Hilario Garrido – Juiz Conselheiro do Tribunal Constitucional

    9 comentários

9 comentários

  1. Mucluclu

    22 de Novembro de 2020 as 6:52

    O senhor devia escrever sobre a corrupção que está a crescer muito em São Tomé. Basta ver que muita gente está a comprar carros novos no período de crise. Há muito desvio de dinheiro de estado. As obras de marginal, pontes sobre o rio água grande, mercado de Bobo forro entre outros.

  2. Sotchi

    22 de Novembro de 2020 as 7:28

    Muitos dirigentes abusam sexualmente de crianças e jovens e ninguém diz nada.
    Depois vêm para televisão falar. Só hipocrisia. Ó Jorge tu falhaste nesta governação. O país não mudou.

  3. matabala

    22 de Novembro de 2020 as 8:04

    mas ainda temos de levar com esse mediocre? boa reflexão voce fazia mas era se fosse falar do estado da justiça no país já que faz parte do sistema!Que opinião tem dos constantes casos na praça de abuso sexual de menores por parte dos altos dirigentes e até juizes?…Portugal que resolva seus problema!

  4. Gentino Plama

    22 de Novembro de 2020 as 12:15

    A vossa atenção
    (se ele não o fizer, aí si, o cidadão estará…)
    É no meu entender que o correto seria:se ele não o fizer,” aí sim,” o cidadão estará…

    ( Muito triste ver maus tratos terríveis em que alguns países dão chicotadas aos cidadãos…)
    Referindo aos muitos Países, em que os cidadãos são chicoteados, e procedendo a sua análise morfológica, a oração ocupa a função de complemento circunstancial de lugar.
    Logo, entende-se que alguns Países batem as pessoas. Que não é o caso
    Portanto, o normal seria—–
    ( Muito triste ver maus tratos terríveis, em que, em alguns países dão chicotadas aos cidadãos…)
    “É muito triste ver maus tratos terríveis em certos Países com os cidadãos a serem chicoteados”…

  5. Fuba cu bixo

    22 de Novembro de 2020 as 13:55

    Este Juiz que teve avaliação medíocre só escreve tretas de Guiné-Bissau cada coisa doido doido e manter seu tacho.
    Poderia escrever sobre os reais problemas que assola o país como crimes de pedofilia, a inconstitucionalidade das novas leis eleitoral que esta no parlamento etc etc.

  6. João Silva

    22 de Novembro de 2020 as 20:31

    Dr.
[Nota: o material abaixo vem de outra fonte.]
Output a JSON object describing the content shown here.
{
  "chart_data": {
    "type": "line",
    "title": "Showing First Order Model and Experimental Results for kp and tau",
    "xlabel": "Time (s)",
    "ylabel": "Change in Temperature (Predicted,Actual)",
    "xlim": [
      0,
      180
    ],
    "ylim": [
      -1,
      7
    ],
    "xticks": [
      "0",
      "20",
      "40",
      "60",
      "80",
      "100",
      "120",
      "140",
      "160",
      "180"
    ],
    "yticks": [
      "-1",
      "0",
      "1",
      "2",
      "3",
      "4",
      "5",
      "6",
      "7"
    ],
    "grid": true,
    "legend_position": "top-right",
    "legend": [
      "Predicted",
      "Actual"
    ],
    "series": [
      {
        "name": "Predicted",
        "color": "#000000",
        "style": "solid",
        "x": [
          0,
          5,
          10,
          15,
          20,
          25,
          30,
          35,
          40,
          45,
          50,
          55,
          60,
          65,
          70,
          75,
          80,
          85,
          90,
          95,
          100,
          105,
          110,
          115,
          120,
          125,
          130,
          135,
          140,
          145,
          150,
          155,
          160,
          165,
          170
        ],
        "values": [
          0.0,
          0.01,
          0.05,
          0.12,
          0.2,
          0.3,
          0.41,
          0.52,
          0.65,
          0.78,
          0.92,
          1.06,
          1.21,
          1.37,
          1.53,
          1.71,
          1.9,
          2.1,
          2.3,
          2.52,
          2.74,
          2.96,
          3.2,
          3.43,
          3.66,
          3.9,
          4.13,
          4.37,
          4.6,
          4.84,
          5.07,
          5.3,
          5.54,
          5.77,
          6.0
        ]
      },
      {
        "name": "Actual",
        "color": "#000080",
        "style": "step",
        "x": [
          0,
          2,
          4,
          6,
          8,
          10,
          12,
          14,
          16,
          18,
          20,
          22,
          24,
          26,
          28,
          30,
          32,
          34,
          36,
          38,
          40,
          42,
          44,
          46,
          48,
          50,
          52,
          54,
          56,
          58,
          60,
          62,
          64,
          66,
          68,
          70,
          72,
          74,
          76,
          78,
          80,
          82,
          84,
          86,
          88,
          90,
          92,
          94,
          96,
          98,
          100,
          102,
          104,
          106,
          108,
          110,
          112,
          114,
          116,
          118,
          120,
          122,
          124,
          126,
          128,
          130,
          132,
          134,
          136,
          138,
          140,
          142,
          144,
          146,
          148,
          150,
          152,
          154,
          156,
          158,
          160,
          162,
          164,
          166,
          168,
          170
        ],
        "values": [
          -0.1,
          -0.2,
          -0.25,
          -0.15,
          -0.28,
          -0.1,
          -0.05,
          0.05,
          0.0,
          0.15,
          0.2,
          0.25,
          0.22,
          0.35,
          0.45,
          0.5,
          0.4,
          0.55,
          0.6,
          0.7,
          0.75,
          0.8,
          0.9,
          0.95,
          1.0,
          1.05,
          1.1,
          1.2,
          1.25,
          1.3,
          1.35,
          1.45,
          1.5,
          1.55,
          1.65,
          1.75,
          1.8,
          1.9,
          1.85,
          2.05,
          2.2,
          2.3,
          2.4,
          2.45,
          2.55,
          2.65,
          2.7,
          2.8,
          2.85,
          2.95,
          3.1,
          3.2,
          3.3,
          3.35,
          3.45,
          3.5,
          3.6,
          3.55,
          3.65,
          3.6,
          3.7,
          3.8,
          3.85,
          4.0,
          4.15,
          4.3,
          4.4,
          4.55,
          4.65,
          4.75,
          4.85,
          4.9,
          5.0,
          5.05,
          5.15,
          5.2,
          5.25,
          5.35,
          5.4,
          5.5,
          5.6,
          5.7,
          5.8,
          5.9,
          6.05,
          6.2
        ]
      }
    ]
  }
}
Garrido,

    Sabemos que não pode dizer muito sobre coisas sérias, por isso vai dizendo coisas dessas.
    Mas o país está muito mal…
    Entao, o MLSTP vai colocar uma pessoa como o Sr. Amaro como juiz do trib. Constitucional?
    É sempre a mesma coisa e não respeita o povo que votou e permitiu essa governação.
    Entao com tantos juristas no país e alguns até com qualidade e só conhecem as mesmas pessoas – ficam sempre na mesma coisa, em vez de encontrar alguém com outro perfil.
    O Jorge B. Jesus está a trair esse povo, não foi para isso que votamos nele e no partido.

  7. João Silva

    22 de Novembro de 2020 as 20:38

    Eu nao gostava do Patrice mas quando ele dizia o que dizia sobre o MLSTP eu não acreditava…
    Lida com o país como se fosse empresa de família.
    Não sei como o MLSTP quer vencer próximas eleições com esses comportamentos.
    Apesar de caras novas o MLstp não quer fazer mudanças e isso dá cabo do partido.

  8. Paulo Cravid

    23 de Novembro de 2020 as 0:15

    Quem???

    Amaro Couto???
    Que desilusão senhor primeiro ministro
    Esses homens não param, querem comer tudo, nem fazem cerimónia.
    Pensava que o JBJ fosse diferente dos outros.

  9. Paulo Cravid

    23 de Novembro de 2020 as 0:17

    Quem???

    Amaro Couto???
    Que desilusão senhor Jorge B. Jesus. Não há mais ninguém?